Размышления не приводили Помпея к определенному решению, и он мед-лил, ожидая, что сам ход событий прояснит будущее. Если бы в это время сенат сделал шаг навстречу, Помпей, пожалуй, отказался бы от мысли о чрезвычайных мерах и вернулся бы в лоно Республики. Но Рим не собирался кланяться Помпею, тогда он сам дал повод сенаторам засвидетельствовать ему свое почтение.

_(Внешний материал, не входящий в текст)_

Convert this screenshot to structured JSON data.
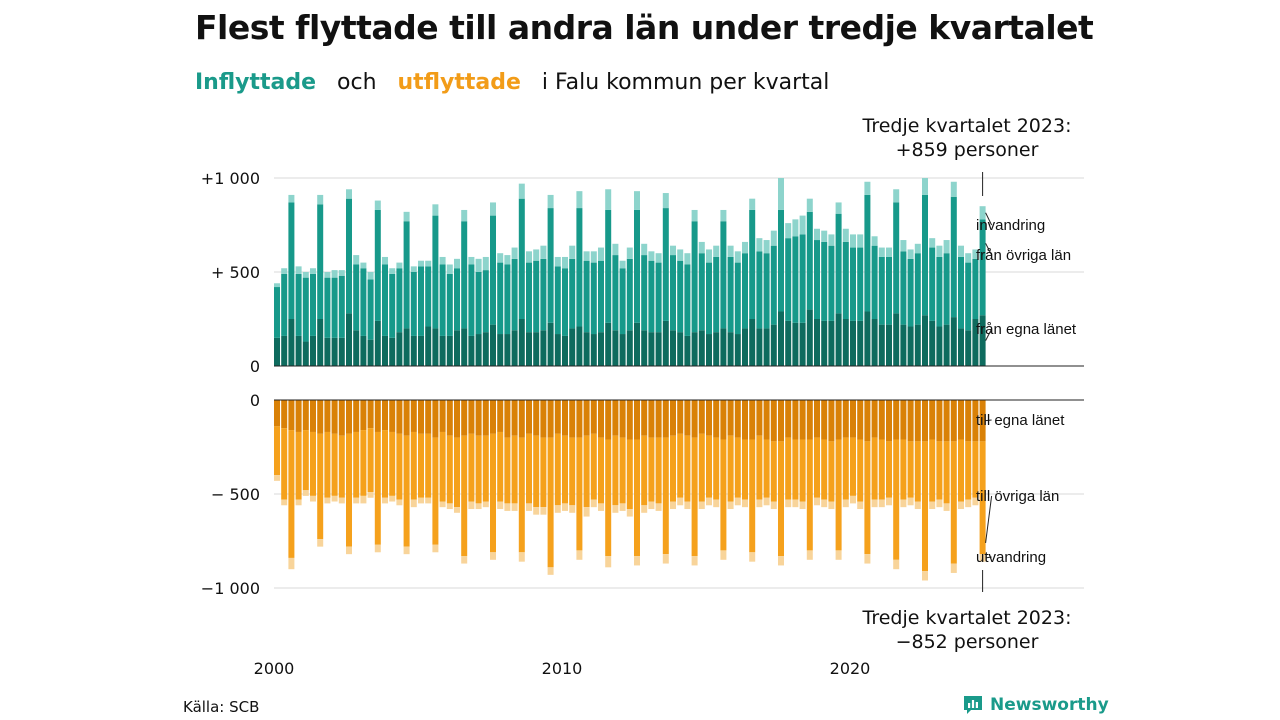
{
  "title": "Flest flyttade till andra län under tredje kvartalet",
  "subtitle": {
    "part1": "Inflyttade",
    "part2": "och",
    "part3": "utflyttade",
    "part4": "i Falu kommun per kvartal"
  },
  "annotations": {
    "top_line1": "Tredje kvartalet 2023:",
    "top_line2": "+859 personer",
    "bottom_line1": "Tredje kvartalet 2023:",
    "bottom_line2": "−852 personer"
  },
  "source": "Källa: SCB",
  "brand": {
    "name": "Newsworthy",
    "icon": "newsworthy-logo-icon"
  },
  "colors": {
    "in_own": "#0e6b5e",
    "in_other": "#17998a",
    "in_imm": "#8dd4cc",
    "out_own": "#d98107",
    "out_other": "#f5a11c",
    "out_emi": "#f8d49a",
    "in_accent": "#1a9a8a",
    "out_accent": "#f29c18",
    "grid": "#d9d9d9"
  },
  "chart_data": [
    {
      "type": "bar",
      "stacked": true,
      "panel": "inflyttade",
      "x_start": "2000Q1",
      "x_ticks": [
        "2000",
        "2010",
        "2020"
      ],
      "y_ticks": [
        "0",
        "+ 500",
        "+1 000"
      ],
      "y_tick_values": [
        0,
        500,
        1000
      ],
      "ylim": [
        0,
        1050
      ],
      "series": [
        {
          "name": "från egna länet",
          "values": [
            150,
            160,
            250,
            160,
            130,
            160,
            250,
            150,
            150,
            150,
            280,
            190,
            160,
            140,
            240,
            160,
            150,
            180,
            200,
            160,
            160,
            210,
            200,
            160,
            160,
            190,
            200,
            160,
            170,
            180,
            220,
            170,
            170,
            190,
            250,
            180,
            180,
            190,
            230,
            170,
            160,
            200,
            210,
            180,
            170,
            180,
            230,
            190,
            170,
            190,
            230,
            190,
            180,
            180,
            240,
            190,
            180,
            160,
            180,
            190,
            170,
            180,
            200,
            180,
            170,
            200,
            250,
            200,
            200,
            220,
            290,
            240,
            230,
            230,
            300,
            250,
            240,
            240,
            280,
            250,
            240,
            240,
            290,
            250,
            220,
            220,
            280,
            220,
            210,
            220,
            270,
            240,
            210,
            220,
            260,
            200,
            190,
            250,
            270
          ]
        },
        {
          "name": "från övriga län",
          "values": [
            270,
            330,
            620,
            330,
            340,
            330,
            610,
            320,
            320,
            330,
            610,
            350,
            360,
            320,
            590,
            380,
            340,
            340,
            570,
            340,
            370,
            320,
            600,
            380,
            330,
            330,
            570,
            380,
            330,
            330,
            580,
            380,
            370,
            380,
            640,
            370,
            380,
            380,
            610,
            360,
            360,
            370,
            630,
            380,
            380,
            380,
            600,
            400,
            350,
            380,
            600,
            400,
            380,
            370,
            600,
            400,
            380,
            380,
            590,
            410,
            380,
            400,
            570,
            400,
            380,
            400,
            580,
            410,
            400,
            420,
            540,
            440,
            460,
            470,
            520,
            420,
            420,
            400,
            530,
            410,
            390,
            390,
            620,
            390,
            360,
            360,
            590,
            390,
            360,
            380,
            640,
            390,
            370,
            380,
            640,
            380,
            360,
            320,
            510
          ]
        },
        {
          "name": "invandring",
          "values": [
            20,
            30,
            40,
            40,
            30,
            30,
            50,
            30,
            40,
            30,
            50,
            50,
            30,
            40,
            50,
            40,
            30,
            30,
            50,
            30,
            30,
            30,
            60,
            40,
            50,
            50,
            60,
            40,
            70,
            70,
            70,
            50,
            50,
            60,
            80,
            60,
            60,
            70,
            70,
            50,
            60,
            70,
            90,
            50,
            60,
            70,
            110,
            60,
            40,
            60,
            100,
            60,
            50,
            50,
            80,
            50,
            60,
            60,
            60,
            60,
            70,
            60,
            60,
            60,
            60,
            60,
            60,
            70,
            70,
            80,
            170,
            80,
            90,
            100,
            70,
            60,
            60,
            60,
            60,
            70,
            70,
            70,
            70,
            50,
            50,
            50,
            70,
            60,
            50,
            50,
            90,
            50,
            60,
            70,
            80,
            60,
            50,
            50,
            70
          ]
        }
      ]
    },
    {
      "type": "bar",
      "stacked": true,
      "panel": "utflyttade",
      "x_start": "2000Q1",
      "x_ticks": [
        "2000",
        "2010",
        "2020"
      ],
      "y_ticks": [
        "0",
        "− 500",
        "−1 000"
      ],
      "y_tick_values": [
        0,
        -500,
        -1000
      ],
      "ylim": [
        -1050,
        0
      ],
      "series": [
        {
          "name": "till egna länet",
          "values": [
            -140,
            -150,
            -160,
            -170,
            -160,
            -170,
            -180,
            -170,
            -180,
            -190,
            -180,
            -170,
            -160,
            -150,
            -170,
            -160,
            -170,
            -180,
            -190,
            -170,
            -180,
            -180,
            -200,
            -170,
            -190,
            -200,
            -190,
            -180,
            -190,
            -190,
            -180,
            -170,
            -200,
            -190,
            -200,
            -180,
            -190,
            -200,
            -200,
            -180,
            -190,
            -200,
            -200,
            -190,
            -180,
            -200,
            -210,
            -190,
            -200,
            -210,
            -210,
            -190,
            -200,
            -200,
            -200,
            -190,
            -180,
            -190,
            -200,
            -180,
            -190,
            -200,
            -210,
            -190,
            -200,
            -210,
            -210,
            -190,
            -210,
            -220,
            -220,
            -200,
            -210,
            -210,
            -210,
            -200,
            -210,
            -220,
            -210,
            -200,
            -200,
            -210,
            -220,
            -200,
            -210,
            -220,
            -210,
            -210,
            -220,
            -220,
            -220,
            -210,
            -220,
            -220,
            -220,
            -210,
            -220,
            -220,
            -220
          ]
        },
        {
          "name": "till övriga län",
          "values": [
            -260,
            -380,
            -680,
            -360,
            -320,
            -340,
            -560,
            -350,
            -330,
            -330,
            -600,
            -350,
            -350,
            -340,
            -600,
            -360,
            -340,
            -350,
            -590,
            -360,
            -340,
            -340,
            -570,
            -370,
            -360,
            -370,
            -640,
            -360,
            -360,
            -350,
            -630,
            -370,
            -350,
            -360,
            -610,
            -370,
            -380,
            -370,
            -690,
            -380,
            -360,
            -360,
            -600,
            -380,
            -350,
            -350,
            -620,
            -370,
            -350,
            -370,
            -620,
            -370,
            -340,
            -350,
            -620,
            -350,
            -340,
            -350,
            -630,
            -360,
            -330,
            -330,
            -590,
            -350,
            -320,
            -320,
            -600,
            -340,
            -310,
            -320,
            -610,
            -330,
            -320,
            -330,
            -590,
            -320,
            -320,
            -320,
            -590,
            -330,
            -310,
            -330,
            -600,
            -330,
            -320,
            -300,
            -640,
            -320,
            -300,
            -320,
            -690,
            -330,
            -310,
            -330,
            -650,
            -330,
            -310,
            -300,
            -600
          ]
        },
        {
          "name": "utvandring",
          "values": [
            -30,
            -30,
            -60,
            -30,
            -30,
            -30,
            -40,
            -30,
            -30,
            -30,
            -40,
            -30,
            -40,
            -30,
            -40,
            -30,
            -30,
            -30,
            -40,
            -40,
            -30,
            -30,
            -40,
            -30,
            -30,
            -30,
            -40,
            -40,
            -30,
            -30,
            -40,
            -40,
            -40,
            -40,
            -50,
            -40,
            -40,
            -40,
            -40,
            -40,
            -40,
            -40,
            -50,
            -50,
            -40,
            -40,
            -60,
            -40,
            -40,
            -40,
            -50,
            -40,
            -40,
            -40,
            -50,
            -40,
            -40,
            -40,
            -50,
            -40,
            -40,
            -40,
            -50,
            -40,
            -40,
            -40,
            -50,
            -40,
            -40,
            -40,
            -50,
            -40,
            -40,
            -40,
            -50,
            -40,
            -40,
            -40,
            -50,
            -40,
            -40,
            -40,
            -50,
            -40,
            -40,
            -40,
            -50,
            -40,
            -40,
            -40,
            -50,
            -40,
            -40,
            -40,
            -50,
            -40,
            -40,
            -40,
            -40
          ]
        }
      ]
    }
  ],
  "segment_labels": {
    "in_imm": "invandring",
    "in_other": "från övriga län",
    "in_own": "från egna länet",
    "out_own": "till egna länet",
    "out_other": "till övriga län",
    "out_emi": "utvandring"
  }
}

В столицу пришло письмо полководца, в котором он просил отложить выборы магистратов до его возвращения, чтобы дать ему возможность лично поддержать своего кандидата в консулы Марка Пупия Пизона. Просьба, конечно же, была противозаконной, но на фоне ожидавшихся зол представлялась ничтожной уступкой могущественному человеку. Сенаторы увидели в ней знак к примирению со стороны Помпея и возликовали. Однако Катон остудил их восторг напоминанием о прадедах, каковым поведение Помпея показалось бы крайней наглостью и демонстрацией неуважения к государству. Несмотря на последние успехи сената, до идеала чистой республики нынешнему обществу было далеко, и Катон призвал соотечественников более целеустремленно двигаться к этому идеалу.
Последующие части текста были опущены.